A família conta que o velório foi mais um momento difícil.

“Você não pode nem tocar, e aquilo ali foi um baque. Você se isola, você se contamina, você é isolado no hospital, você é isolado na hora de morrer, você é isolado na hora de enterrar, e o caixão também é isolado”, disse Rafaela.

Mensagem de Vitório

De acordo com a família, durante todo o tempo que esteve no hospital, o médico expressou o desejo de divulgar para todos uma reflexão, assim que tivesse alta.
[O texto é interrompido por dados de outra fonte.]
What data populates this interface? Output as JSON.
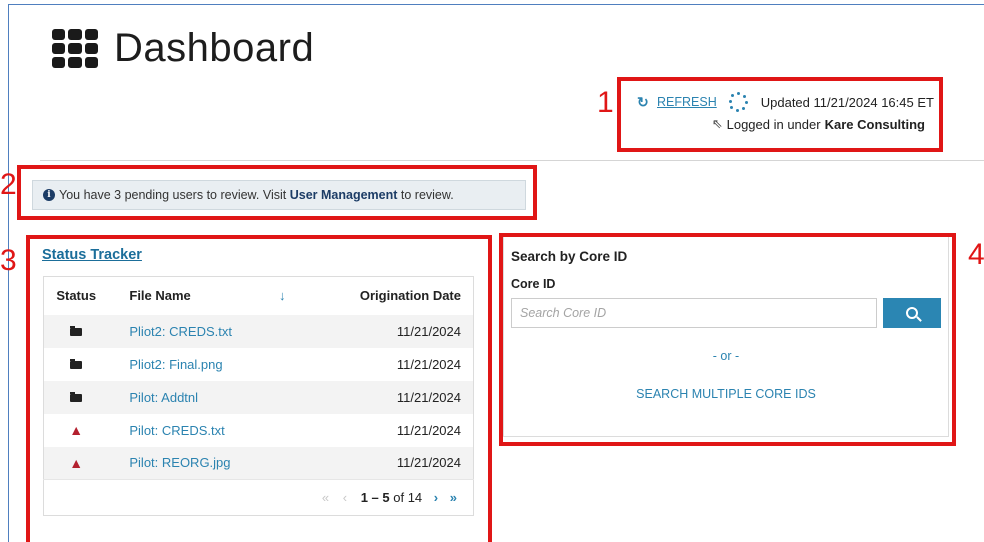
{
  "header": {
    "title": "Dashboard"
  },
  "annotations": [
    "1",
    "2",
    "3",
    "4"
  ],
  "refresh": {
    "link_label": "REFRESH",
    "updated_text": "Updated 11/21/2024 16:45 ET",
    "logged_prefix": "Logged in under",
    "organization": "Kare Consulting"
  },
  "alert": {
    "prefix": "You have 3 pending users to review. Visit",
    "link": "User Management",
    "suffix": "to review."
  },
  "status_tracker": {
    "title": "Status Tracker",
    "columns": {
      "status": "Status",
      "file_name": "File Name",
      "origination_date": "Origination Date"
    },
    "rows": [
      {
        "status_icon": "folder-icon",
        "file_name": "Pliot2: CREDS.txt",
        "date": "11/21/2024"
      },
      {
        "status_icon": "folder-icon",
        "file_name": "Pliot2: Final.png",
        "date": "11/21/2024"
      },
      {
        "status_icon": "folder-icon",
        "file_name": "Pilot: Addtnl",
        "date": "11/21/2024"
      },
      {
        "status_icon": "warning-icon",
        "file_name": "Pilot: CREDS.txt",
        "date": "11/21/2024"
      },
      {
        "status_icon": "warning-icon",
        "file_name": "Pilot: REORG.jpg",
        "date": "11/21/2024"
      }
    ],
    "pagination": {
      "range": "1 – 5",
      "of_total": "of 14"
    }
  },
  "search": {
    "heading": "Search by Core ID",
    "field_label": "Core ID",
    "placeholder": "Search Core ID",
    "or_text": "- or -",
    "multiple_link": "SEARCH MULTIPLE CORE IDS"
  },
  "colors": {
    "accent": "#2b83b0",
    "annotation": "#e01616",
    "warning": "#b3202e"
  }
}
Ele não conseguiu, mas a família quis emitir a mensagem.

“Ele queria passar para as pessoas que acreditem que existe [A Covid-19]. Se cuidem, cuidem das pessoas, aproveite cada minuto com as pessoas que você ama”, conta Rafaela Lira, nora do médico.

“Neste momento eu acho que ele pediria para as pessoas tomarem cuidado, ter prudência, que acreditassem mesmo, que fizessem o isolamento”, reforça Victor Marchesini, filho de Vitório.

Outro filho do Vitório, Felipe Marchesini, disse: “Eu acho que a principal mensagem seria para você tomar muito mais cuidados do que você imagina que deveria estar tomando”, reforça.